Martin ist ein Ex-Bohemien alter Pariser Schule, der mehr oder minder freiwillig die väterliche Bäckerei eines kleinen Dorfes in der Normandie übernommen hat. Was von den Ambitionen seiner Jugend übrig geblieben ist, sind seine blühende Fantasie und eine flammende Leidenschaft für die große Literatur, insbesondere die Romane von Gustave Flaubert.

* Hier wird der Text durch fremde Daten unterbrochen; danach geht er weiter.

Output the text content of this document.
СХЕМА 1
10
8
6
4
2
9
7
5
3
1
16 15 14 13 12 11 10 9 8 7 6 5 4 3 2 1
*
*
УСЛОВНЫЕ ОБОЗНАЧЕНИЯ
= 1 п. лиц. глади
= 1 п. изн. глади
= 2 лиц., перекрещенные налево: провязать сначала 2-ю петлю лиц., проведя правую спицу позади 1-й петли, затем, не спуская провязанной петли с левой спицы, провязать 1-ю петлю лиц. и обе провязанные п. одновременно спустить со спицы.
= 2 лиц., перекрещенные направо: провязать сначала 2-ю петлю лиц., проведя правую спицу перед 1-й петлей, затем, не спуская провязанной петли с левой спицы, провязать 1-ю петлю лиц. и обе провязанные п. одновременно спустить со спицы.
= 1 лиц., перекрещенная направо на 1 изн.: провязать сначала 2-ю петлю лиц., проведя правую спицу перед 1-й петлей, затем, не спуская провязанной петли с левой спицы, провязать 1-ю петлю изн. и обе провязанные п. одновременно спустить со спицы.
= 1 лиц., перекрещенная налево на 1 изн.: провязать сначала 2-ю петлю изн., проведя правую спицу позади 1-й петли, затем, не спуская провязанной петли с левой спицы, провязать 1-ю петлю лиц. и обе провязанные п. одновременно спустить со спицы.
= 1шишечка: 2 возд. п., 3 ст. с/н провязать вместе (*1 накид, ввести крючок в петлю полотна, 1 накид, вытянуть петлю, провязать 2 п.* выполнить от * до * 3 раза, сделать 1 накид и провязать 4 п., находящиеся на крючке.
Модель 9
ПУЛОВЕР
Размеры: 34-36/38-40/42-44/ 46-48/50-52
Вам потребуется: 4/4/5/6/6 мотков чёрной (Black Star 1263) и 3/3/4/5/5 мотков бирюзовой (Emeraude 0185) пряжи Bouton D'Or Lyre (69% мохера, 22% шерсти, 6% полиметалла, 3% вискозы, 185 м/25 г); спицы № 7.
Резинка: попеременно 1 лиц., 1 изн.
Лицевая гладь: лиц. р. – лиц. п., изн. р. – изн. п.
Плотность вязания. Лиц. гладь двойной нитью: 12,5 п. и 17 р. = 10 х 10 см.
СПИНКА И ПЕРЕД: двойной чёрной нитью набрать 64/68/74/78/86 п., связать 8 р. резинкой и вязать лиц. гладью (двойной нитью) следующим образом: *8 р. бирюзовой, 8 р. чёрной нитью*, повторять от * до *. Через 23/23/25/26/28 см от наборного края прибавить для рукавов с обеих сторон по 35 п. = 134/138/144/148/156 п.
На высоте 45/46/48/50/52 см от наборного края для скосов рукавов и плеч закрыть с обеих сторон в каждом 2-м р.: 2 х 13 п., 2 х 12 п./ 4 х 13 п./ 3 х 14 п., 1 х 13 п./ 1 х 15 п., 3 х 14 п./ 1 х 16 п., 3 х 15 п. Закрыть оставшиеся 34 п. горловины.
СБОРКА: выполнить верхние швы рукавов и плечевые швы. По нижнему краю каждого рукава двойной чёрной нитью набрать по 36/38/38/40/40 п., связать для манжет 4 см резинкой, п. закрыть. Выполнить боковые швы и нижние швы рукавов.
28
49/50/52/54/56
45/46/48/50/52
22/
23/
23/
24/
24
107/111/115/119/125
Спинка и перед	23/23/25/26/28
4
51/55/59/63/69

Kein Wunder, dass es ihn aufwühlt, als zwei junge Eheleute aus England, deren Namen seltsam vertraut klingen, sich auf einem nahe gelegenen Bauernhof niederlassen: Die Neuankömmlinge heißen nicht nur Gemma und Charles Bovery, auch ihr Verhalten scheint geradewegs von Flauberts Helden inspiriert zu sein.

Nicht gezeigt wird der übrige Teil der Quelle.